Friday, February 15, 2002

KING "CURLING" KAUFMAN: If you haven't been reading Salon lately, King Kaufman is also on the curling beat. First here:

I kind of forget about this every four years, but I love curling. I have no idea why. There's nothing about the playing of the game that interests me particularly, but it's somehow hypnotic. Compared to curling, bowling is like a flamethrower fight between naked movie stars on motorcycles, but there's just something about curling's deliberate pace, its simplicity, its regular guy and gal competitors, its buffoonish spectacle of frantic sweeping, that tickles me somehow. I can watch curling all day long. I used to watch it as a kid when, for reasons entirely lost on me then as now, it was on PBS on Saturday mornings. Unless I'm mistaken, the brooms back then looked like brooms, where now they look more like plastic mops. That's a loss, but it's still a fine, fine game.

Japan had a commanding 6-1 lead at the midway point. NBC announcer Don Duguid put it well when he said that it was like being behind 42-7 at the half in football. The U.S. came back to win in dramatic fashion on the 10th and final end -- an end is like an inning -- as they did again in an evening match when they stunned heavily favored Sweden on skip Kari Erickson's perfect draw on the last stone. I know you have no idea what I'm talking about, and I'm not entirely convinced I do either, but take my word for it: It was exciting!


Then here:

NBC daytime host Jim Lampley practically came out of his shoes, he was so excited Thursday at the prospect of the Dream Team round starting. He was giddy. I thought he was going to lick the face of hockey analyst Bill Clement, who was a rugged center for the Philadelphia Flyers' Stanley Cup-winning "Broad Street Bullies" teams in the mid-'70s and who wanted nothing more, I kid you not, than to talk about curling! It seems he used to play it on Wednesday afternoons during his minor league rookie year in Quebec City, and he fell in love with it. "There's a lot to it," he said to a panting Lampley, who kept trying to bring the subject back to hockey. "It's a great, great sport."

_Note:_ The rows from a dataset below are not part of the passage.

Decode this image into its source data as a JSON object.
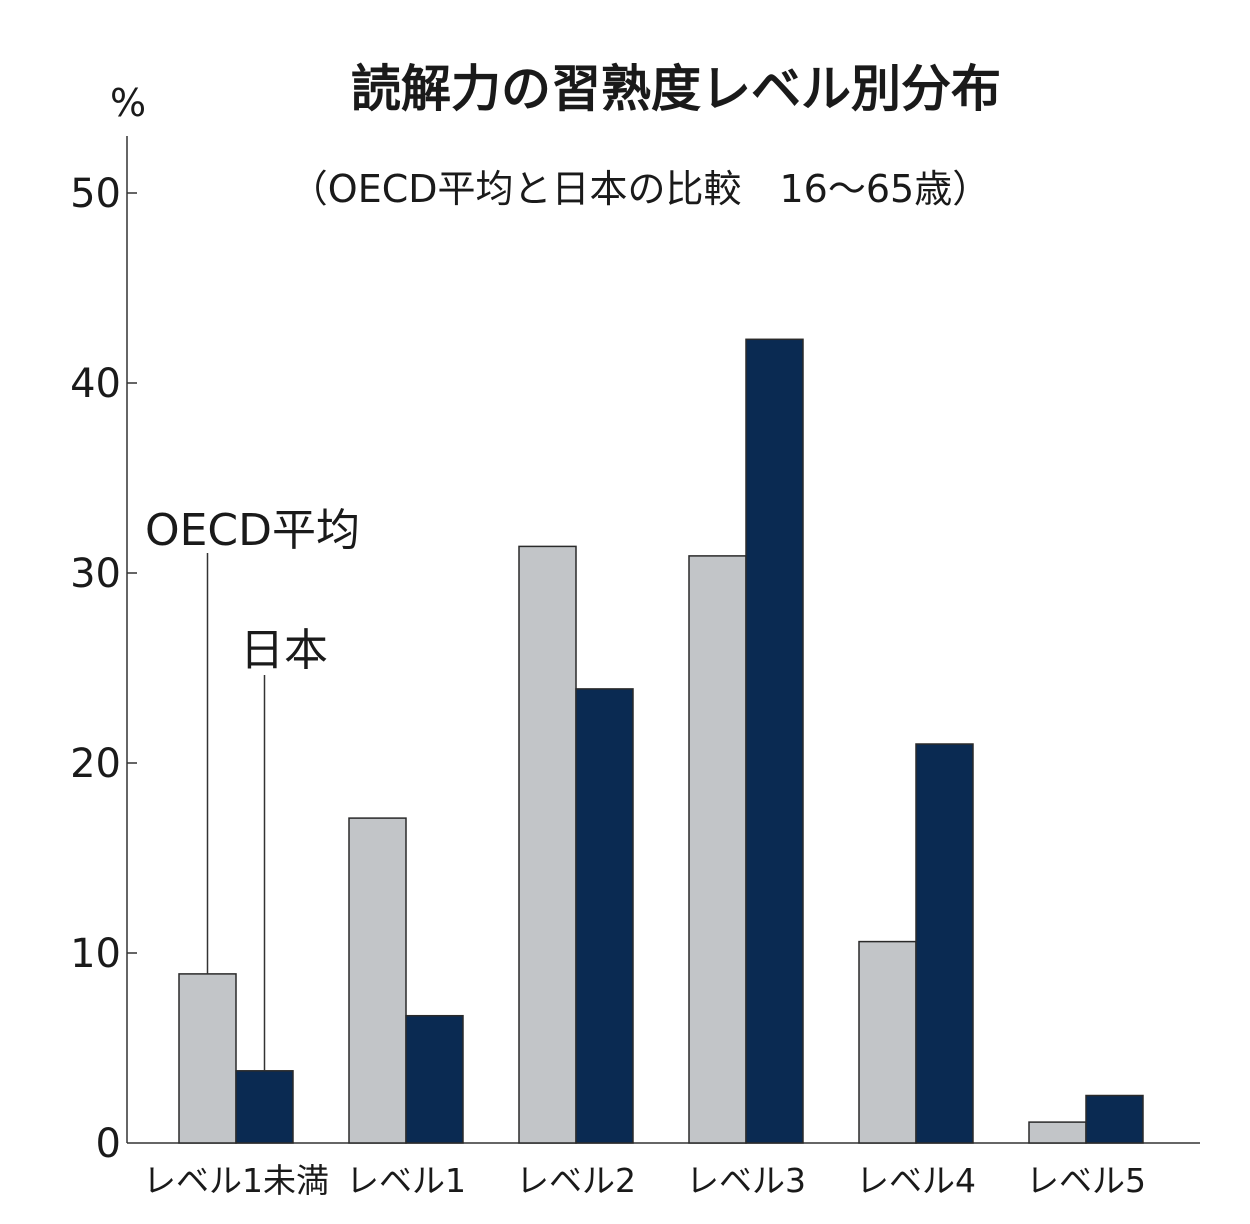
{
  "chart_data": {
    "type": "bar",
    "title": "読解力の習熟度レベル別分布",
    "subtitle": "（OECD平均と日本の比較　16〜65歳）",
    "ylabel": "%",
    "xlabel": "",
    "ylim": [
      0,
      53
    ],
    "yticks": [
      0,
      10,
      20,
      30,
      40,
      50
    ],
    "categories": [
      "レベル1未満",
      "レベル1",
      "レベル2",
      "レベル3",
      "レベル4",
      "レベル5"
    ],
    "series": [
      {
        "name": "OECD平均",
        "values": [
          8.9,
          17.1,
          31.4,
          30.9,
          10.6,
          1.1
        ],
        "color": "#c2c5c8"
      },
      {
        "name": "日本",
        "values": [
          3.8,
          6.7,
          23.9,
          42.3,
          21.0,
          2.5
        ],
        "color": "#0a2a52"
      }
    ],
    "grid": false,
    "legend_placement": "inline-callout-left"
  }
}
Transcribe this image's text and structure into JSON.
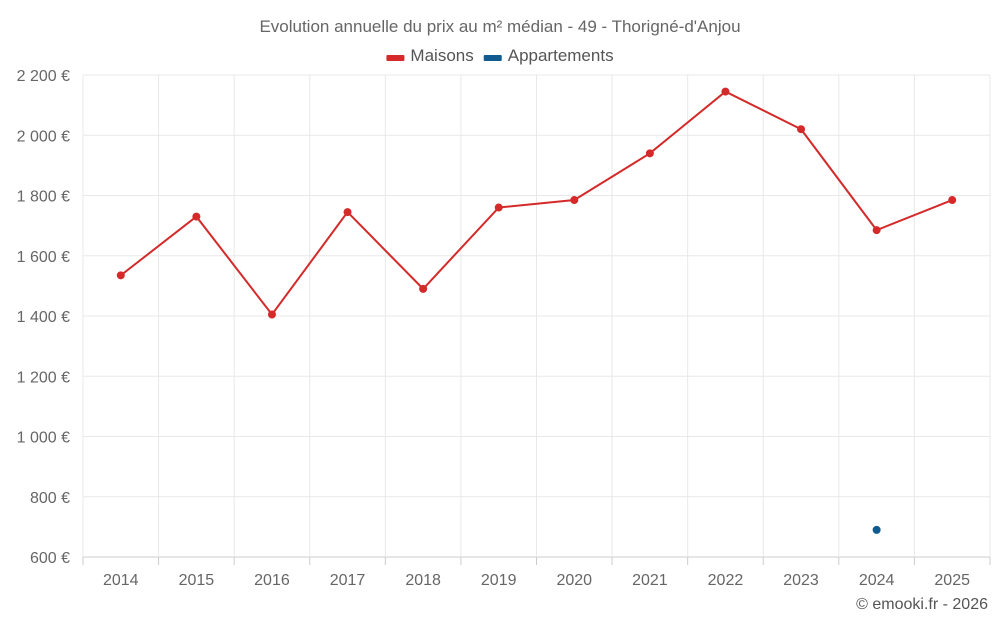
{
  "chart_data": {
    "type": "line",
    "title": "Evolution annuelle du prix au m² médian - 49 - Thorigné-d'Anjou",
    "categories": [
      "2014",
      "2015",
      "2016",
      "2017",
      "2018",
      "2019",
      "2020",
      "2021",
      "2022",
      "2023",
      "2024",
      "2025"
    ],
    "series": [
      {
        "name": "Maisons",
        "color": "#d42a2a",
        "values": [
          1535,
          1730,
          1405,
          1745,
          1490,
          1760,
          1785,
          1940,
          2145,
          2020,
          1685,
          1785
        ]
      },
      {
        "name": "Appartements",
        "color": "#0f5a8f",
        "values": [
          null,
          null,
          null,
          null,
          null,
          null,
          null,
          null,
          null,
          null,
          690,
          null
        ]
      }
    ],
    "ylim": [
      600,
      2200
    ],
    "yticks": [
      600,
      800,
      1000,
      1200,
      1400,
      1600,
      1800,
      2000,
      2200
    ],
    "ytick_labels": [
      "600 €",
      "800 €",
      "1 000 €",
      "1 200 €",
      "1 400 €",
      "1 600 €",
      "1 800 €",
      "2 000 €",
      "2 200 €"
    ],
    "xlabel": "",
    "ylabel": "",
    "grid": true,
    "legend": "top-center"
  },
  "credit": "© emooki.fr - 2026"
}
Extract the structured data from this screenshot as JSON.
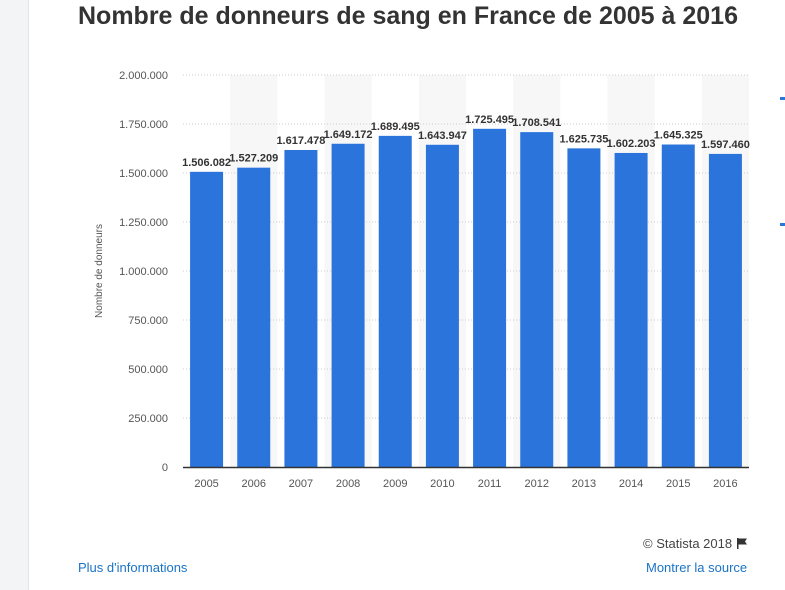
{
  "title": "Nombre de donneurs de sang en France de 2005 à 2016",
  "copyright": "© Statista 2018",
  "links": {
    "more_info": "Plus d'informations",
    "show_source": "Montrer la source"
  },
  "icons": {
    "flag": "flag-icon"
  },
  "colors": {
    "bar": "#2b74db",
    "title": "#333333",
    "link": "#1a73c6"
  },
  "chart_data": {
    "type": "bar",
    "categories": [
      "2005",
      "2006",
      "2007",
      "2008",
      "2009",
      "2010",
      "2011",
      "2012",
      "2013",
      "2014",
      "2015",
      "2016"
    ],
    "values": [
      1506082,
      1527209,
      1617478,
      1649172,
      1689495,
      1643947,
      1725495,
      1708541,
      1625735,
      1602203,
      1645325,
      1597460
    ],
    "value_labels": [
      "1.506.082",
      "1.527.209",
      "1.617.478",
      "1.649.172",
      "1.689.495",
      "1.643.947",
      "1.725.495",
      "1.708.541",
      "1.625.735",
      "1.602.203",
      "1.645.325",
      "1.597.460"
    ],
    "ylabel": "Nombre de donneurs",
    "xlabel": "",
    "ylim": [
      0,
      2000000
    ],
    "yticks": [
      0,
      250000,
      500000,
      750000,
      1000000,
      1250000,
      1500000,
      1750000,
      2000000
    ],
    "ytick_labels": [
      "0",
      "250.000",
      "500.000",
      "750.000",
      "1.000.000",
      "1.250.000",
      "1.500.000",
      "1.750.000",
      "2.000.000"
    ],
    "grid": true
  }
}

I'm telling you, curling is the growth sport of the millennium. You spend a few minutes with it and you're hooked. NBC and its hench-networks are showing plenty of curling, which is good, but they're concentrating way too much on the mediocre American teams, which are both 2-3. Can we see the Canadians and the Germans please? Both sexes. And also the Norwegian men and the Swiss women, who we did get to see beat the Americans Thursday.


His tongue is no doubt in cheek, but the CNBC curling gurus were also talking about the bright future of curling. I mean, why is it on all the time this year? I don't think it was like that in Nagano, but the fact that Salt Lake City is within the continental United States probably gives the NBCs some room to highlight odd sports you don't see at any other time. And Kaufman is right, curling is strangely watchable; it has to do with the brooms and the way the person throwing the stone just gently releases it and keeps on sliding behind it for a little while. It's, like, what a sport in zero gravity would kind of look like, so maybe I derive a similar satisfaction in watching curling as I do watching the Blue Danube space-station docking scene in 2001: an sort of poetry in motion of decidedly non-poetic looking objects and people (unlike figure skating, where the people are pretty poetic looking too.)

Kaufman also calls figure skating "a horrible sport." But at least he called it a sport.